Anche la Commissione ha preso le sue misure, ovvero: gli aiuti di Stato per le imprese saranno consentiti, e non proibiti come in tempi normali. La flessibilità sui conti pubblici sarà pienamente applicata per aiutare l’Italia e gli altri Paesi che ne avessero bisogno. Inoltre la Commissione ha lanciato un piano di investimenti da quasi 40 miliardi di euro per utilizzare fondi Ue nell’emergenza sanitaria e nell’aiuto ai settori colpiti e azioni specifiche con la Bei per sostenere le Pmi. Ricordiamo che la Commissione sta investendo anche nella ricerca scientifica, con bandi straordinari e quasi 400 milioni di euro per i laboratori, i ricercatori, le industrie farmaceutiche e le startup, per sviluppare dei vaccini, trovare delle terapie e delle tecnologie che possano aiutare anche il monitoraggio di questa pandemia. Quindi questi sono alcuni esempi degli strumenti che l’Ue vuole mettere in atto.

Come si sente di commentare la proattività cinese nel fornire aiuti agli italiani, anche rispetto agli altri Stati membri?

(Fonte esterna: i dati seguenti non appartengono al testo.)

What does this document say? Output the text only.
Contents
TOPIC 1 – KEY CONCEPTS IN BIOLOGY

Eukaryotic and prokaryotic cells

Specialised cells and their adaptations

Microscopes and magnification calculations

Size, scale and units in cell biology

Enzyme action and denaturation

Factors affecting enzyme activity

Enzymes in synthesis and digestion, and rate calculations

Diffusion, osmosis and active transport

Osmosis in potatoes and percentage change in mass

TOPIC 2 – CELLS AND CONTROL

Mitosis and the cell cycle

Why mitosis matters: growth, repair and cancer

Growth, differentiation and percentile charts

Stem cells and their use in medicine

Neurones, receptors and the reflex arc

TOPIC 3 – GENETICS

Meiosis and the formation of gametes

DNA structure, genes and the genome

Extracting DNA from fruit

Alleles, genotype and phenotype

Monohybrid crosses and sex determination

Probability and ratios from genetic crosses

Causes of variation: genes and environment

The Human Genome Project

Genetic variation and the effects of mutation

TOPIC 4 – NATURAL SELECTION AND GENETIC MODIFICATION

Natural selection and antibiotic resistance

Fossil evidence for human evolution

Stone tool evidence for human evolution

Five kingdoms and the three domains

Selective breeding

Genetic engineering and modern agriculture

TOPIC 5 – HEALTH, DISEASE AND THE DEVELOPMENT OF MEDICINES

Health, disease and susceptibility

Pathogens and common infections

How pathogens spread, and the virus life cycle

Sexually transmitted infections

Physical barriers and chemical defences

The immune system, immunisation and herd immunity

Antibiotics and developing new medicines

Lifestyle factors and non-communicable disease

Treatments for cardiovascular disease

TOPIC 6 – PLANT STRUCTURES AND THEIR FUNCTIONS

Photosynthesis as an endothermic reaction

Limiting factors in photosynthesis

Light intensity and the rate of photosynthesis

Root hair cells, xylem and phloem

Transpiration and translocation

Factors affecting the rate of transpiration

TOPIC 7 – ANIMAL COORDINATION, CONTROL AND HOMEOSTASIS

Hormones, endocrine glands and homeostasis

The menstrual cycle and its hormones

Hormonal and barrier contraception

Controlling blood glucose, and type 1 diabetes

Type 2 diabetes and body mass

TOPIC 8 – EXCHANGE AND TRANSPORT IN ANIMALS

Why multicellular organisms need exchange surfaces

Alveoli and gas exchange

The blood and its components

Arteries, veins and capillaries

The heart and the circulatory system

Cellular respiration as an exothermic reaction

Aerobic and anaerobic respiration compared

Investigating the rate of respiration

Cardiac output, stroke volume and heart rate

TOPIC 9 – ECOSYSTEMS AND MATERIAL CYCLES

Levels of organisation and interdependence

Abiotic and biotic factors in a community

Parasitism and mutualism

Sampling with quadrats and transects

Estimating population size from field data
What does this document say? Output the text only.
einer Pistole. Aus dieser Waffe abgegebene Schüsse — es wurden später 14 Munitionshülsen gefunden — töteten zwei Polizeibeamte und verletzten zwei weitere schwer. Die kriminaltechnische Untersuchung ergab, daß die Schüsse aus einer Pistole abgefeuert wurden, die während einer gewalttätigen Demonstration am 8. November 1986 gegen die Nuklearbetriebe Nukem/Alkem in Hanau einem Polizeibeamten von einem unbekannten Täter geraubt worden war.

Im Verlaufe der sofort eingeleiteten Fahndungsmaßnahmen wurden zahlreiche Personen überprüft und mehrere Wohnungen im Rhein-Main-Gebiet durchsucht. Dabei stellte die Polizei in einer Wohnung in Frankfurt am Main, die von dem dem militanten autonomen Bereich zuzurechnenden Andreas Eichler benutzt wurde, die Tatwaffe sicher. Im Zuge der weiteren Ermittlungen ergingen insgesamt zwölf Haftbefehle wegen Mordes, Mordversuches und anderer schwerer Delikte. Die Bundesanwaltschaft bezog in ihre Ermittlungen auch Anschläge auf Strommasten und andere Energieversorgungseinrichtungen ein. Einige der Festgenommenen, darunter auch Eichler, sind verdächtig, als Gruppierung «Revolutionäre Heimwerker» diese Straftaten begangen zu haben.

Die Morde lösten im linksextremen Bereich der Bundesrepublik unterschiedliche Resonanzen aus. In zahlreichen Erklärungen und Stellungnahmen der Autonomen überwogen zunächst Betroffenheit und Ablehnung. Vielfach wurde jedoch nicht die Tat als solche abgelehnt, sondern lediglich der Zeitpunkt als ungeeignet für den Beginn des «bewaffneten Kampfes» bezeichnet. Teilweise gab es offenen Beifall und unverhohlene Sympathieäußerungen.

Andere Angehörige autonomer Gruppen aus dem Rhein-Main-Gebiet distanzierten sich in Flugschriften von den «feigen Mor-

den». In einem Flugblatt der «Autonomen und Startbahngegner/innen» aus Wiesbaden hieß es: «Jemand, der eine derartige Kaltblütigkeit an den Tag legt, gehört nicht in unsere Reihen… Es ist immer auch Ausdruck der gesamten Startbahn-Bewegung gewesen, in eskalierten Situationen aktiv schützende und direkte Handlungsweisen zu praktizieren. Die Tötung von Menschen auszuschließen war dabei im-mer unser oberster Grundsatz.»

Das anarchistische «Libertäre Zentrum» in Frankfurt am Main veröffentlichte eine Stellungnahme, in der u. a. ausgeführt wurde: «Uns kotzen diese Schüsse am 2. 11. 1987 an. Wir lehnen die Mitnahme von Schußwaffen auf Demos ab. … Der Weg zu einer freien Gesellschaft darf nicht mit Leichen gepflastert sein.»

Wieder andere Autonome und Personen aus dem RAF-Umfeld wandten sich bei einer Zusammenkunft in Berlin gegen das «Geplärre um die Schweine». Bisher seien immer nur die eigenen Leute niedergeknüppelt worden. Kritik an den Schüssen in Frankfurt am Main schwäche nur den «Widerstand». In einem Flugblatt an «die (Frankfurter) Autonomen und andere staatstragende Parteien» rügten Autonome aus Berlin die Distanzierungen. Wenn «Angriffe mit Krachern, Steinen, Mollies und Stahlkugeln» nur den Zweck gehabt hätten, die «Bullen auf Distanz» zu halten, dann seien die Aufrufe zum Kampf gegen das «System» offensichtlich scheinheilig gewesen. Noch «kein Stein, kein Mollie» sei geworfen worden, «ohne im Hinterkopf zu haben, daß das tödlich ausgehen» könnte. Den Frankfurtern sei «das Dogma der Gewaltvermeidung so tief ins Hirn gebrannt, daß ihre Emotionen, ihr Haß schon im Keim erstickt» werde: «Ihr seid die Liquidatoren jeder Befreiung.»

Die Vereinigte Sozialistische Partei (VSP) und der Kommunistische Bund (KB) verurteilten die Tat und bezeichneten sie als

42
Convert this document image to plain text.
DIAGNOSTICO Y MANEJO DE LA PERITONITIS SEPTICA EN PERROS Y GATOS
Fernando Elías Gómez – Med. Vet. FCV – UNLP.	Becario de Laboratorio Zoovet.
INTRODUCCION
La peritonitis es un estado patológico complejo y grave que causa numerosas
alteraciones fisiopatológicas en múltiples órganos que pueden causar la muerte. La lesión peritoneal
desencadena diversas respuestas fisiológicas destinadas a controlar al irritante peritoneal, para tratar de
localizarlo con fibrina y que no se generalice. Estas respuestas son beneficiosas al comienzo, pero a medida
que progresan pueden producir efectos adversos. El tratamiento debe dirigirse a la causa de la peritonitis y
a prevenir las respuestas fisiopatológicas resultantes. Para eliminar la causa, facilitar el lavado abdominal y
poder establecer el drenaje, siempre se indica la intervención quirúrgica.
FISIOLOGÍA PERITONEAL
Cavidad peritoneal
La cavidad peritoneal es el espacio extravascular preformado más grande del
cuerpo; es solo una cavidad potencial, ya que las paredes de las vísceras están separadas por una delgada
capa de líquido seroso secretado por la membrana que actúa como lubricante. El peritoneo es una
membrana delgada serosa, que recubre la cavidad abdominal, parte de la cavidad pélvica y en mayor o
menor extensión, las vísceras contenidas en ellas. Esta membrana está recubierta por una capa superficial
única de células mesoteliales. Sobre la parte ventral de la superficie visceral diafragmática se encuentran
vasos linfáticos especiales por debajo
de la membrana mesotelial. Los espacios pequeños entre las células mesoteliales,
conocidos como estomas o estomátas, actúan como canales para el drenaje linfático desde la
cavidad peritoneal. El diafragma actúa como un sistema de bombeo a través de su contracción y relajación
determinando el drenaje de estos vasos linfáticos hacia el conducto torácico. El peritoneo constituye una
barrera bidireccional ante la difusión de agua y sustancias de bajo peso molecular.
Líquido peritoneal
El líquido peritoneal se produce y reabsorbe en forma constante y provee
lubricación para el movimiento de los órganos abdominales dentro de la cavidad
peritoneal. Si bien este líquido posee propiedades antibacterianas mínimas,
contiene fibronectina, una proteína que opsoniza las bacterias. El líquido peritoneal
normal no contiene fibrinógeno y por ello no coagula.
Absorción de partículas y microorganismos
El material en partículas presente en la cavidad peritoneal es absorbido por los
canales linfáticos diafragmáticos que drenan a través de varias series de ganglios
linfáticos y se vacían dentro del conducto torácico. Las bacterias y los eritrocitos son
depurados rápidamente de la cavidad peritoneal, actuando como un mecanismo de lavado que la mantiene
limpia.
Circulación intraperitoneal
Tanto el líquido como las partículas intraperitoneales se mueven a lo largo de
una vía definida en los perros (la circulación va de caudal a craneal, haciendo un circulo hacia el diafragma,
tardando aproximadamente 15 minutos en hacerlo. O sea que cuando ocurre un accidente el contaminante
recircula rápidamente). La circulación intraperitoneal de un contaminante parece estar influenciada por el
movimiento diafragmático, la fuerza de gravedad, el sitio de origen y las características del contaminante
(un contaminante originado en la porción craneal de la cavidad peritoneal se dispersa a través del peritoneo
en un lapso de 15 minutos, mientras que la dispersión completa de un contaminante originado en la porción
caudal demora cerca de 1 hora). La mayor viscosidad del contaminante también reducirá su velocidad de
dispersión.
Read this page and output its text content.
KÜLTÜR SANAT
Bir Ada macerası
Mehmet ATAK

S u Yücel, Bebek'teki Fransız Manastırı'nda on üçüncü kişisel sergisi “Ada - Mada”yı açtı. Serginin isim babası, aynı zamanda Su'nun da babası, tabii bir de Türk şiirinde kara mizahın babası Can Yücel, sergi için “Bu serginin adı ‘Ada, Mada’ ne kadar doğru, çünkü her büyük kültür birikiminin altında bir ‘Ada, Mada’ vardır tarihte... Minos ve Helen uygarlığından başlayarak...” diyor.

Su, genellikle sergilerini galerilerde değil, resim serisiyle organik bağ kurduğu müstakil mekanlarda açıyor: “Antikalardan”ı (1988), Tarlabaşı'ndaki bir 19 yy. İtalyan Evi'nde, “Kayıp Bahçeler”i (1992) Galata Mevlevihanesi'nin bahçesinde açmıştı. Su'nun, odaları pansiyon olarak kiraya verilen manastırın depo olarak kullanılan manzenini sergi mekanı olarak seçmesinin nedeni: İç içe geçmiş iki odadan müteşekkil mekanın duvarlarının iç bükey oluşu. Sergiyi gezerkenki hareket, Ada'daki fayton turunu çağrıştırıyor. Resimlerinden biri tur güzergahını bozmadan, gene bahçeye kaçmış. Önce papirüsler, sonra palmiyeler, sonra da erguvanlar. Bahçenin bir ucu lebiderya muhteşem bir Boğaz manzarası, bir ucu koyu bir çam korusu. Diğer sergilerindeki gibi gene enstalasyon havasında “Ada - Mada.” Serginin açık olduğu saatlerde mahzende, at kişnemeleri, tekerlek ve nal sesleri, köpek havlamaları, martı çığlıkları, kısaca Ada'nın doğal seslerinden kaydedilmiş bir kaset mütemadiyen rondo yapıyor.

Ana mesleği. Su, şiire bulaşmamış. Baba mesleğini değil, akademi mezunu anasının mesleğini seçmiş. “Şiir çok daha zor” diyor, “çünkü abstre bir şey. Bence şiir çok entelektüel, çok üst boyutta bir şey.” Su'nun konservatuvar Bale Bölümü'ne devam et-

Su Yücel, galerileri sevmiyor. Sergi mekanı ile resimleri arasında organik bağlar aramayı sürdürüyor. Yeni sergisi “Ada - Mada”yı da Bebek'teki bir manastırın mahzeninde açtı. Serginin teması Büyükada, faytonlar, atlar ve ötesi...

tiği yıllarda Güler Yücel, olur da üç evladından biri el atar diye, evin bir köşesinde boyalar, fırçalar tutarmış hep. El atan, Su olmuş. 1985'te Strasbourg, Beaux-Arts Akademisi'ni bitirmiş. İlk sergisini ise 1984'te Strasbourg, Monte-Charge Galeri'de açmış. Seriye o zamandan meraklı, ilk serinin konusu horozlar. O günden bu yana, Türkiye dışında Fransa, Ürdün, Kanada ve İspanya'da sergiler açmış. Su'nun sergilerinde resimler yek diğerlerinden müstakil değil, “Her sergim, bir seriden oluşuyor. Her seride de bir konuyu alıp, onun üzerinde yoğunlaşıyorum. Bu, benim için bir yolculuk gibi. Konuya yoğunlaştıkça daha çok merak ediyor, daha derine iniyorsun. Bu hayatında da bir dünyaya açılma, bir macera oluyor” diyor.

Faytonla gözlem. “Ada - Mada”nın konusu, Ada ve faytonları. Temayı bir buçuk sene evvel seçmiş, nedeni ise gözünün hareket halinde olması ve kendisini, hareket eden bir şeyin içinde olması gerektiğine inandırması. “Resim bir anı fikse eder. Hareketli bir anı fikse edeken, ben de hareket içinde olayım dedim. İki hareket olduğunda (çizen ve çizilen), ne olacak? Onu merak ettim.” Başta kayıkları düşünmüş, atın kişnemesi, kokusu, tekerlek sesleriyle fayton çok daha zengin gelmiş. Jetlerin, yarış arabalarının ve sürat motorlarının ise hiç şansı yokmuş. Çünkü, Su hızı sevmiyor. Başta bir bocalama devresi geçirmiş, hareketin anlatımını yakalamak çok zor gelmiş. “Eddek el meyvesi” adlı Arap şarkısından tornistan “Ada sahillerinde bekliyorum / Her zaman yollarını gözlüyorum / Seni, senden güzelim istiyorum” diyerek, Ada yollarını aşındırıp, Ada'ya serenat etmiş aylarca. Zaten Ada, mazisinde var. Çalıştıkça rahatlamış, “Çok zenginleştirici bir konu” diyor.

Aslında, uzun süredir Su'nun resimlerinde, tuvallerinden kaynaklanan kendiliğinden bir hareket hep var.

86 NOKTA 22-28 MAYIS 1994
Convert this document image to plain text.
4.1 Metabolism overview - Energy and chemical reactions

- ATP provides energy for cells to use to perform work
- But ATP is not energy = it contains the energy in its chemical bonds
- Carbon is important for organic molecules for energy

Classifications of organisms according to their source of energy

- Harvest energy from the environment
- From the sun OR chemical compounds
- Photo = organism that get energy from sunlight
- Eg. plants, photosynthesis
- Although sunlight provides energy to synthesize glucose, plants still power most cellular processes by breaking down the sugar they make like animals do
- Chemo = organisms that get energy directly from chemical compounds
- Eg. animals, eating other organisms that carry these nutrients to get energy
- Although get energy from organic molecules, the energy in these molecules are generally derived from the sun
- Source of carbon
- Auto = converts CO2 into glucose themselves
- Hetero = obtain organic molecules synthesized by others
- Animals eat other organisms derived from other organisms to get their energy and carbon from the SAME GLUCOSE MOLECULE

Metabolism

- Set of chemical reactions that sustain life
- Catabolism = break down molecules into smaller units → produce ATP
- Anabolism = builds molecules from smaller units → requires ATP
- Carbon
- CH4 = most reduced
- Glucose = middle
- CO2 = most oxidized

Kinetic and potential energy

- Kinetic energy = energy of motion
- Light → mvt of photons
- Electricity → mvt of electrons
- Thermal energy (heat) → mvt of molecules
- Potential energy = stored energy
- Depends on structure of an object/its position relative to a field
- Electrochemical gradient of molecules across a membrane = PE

Per quanto riguarda la Cina, ricordiamo che l’Europa stessa aveva aiutato Pechino in seguito alla richiesta di assistenza, inoltrata nel momento dell’esplosione del virus alla fine del 2019. Sono stati inviati 54 tonnellate di aiuti, dispositivi di protezione e medicinali da parte di Paesi Europei come la Francia, la Germania e l’Italia.

Ora la Cina risponde aiutando alcuni Stati europei, e questo ovviamente è ben accolto poiché la cooperazione internazionale continua ad essere una chiave di lettura del futuro e una via di uscita da questi scenari.

Quindi fra Cina ed Europa c’è stato uno scambio reciproco. Mentre alcuni Paesi europei che inizialmente avevano bloccato le loro forniture per l’esportazione, dopo l’intervento della Commissione del 15 marzo, hanno ripreso lo scambio di aiuti all’interno dell’Unione.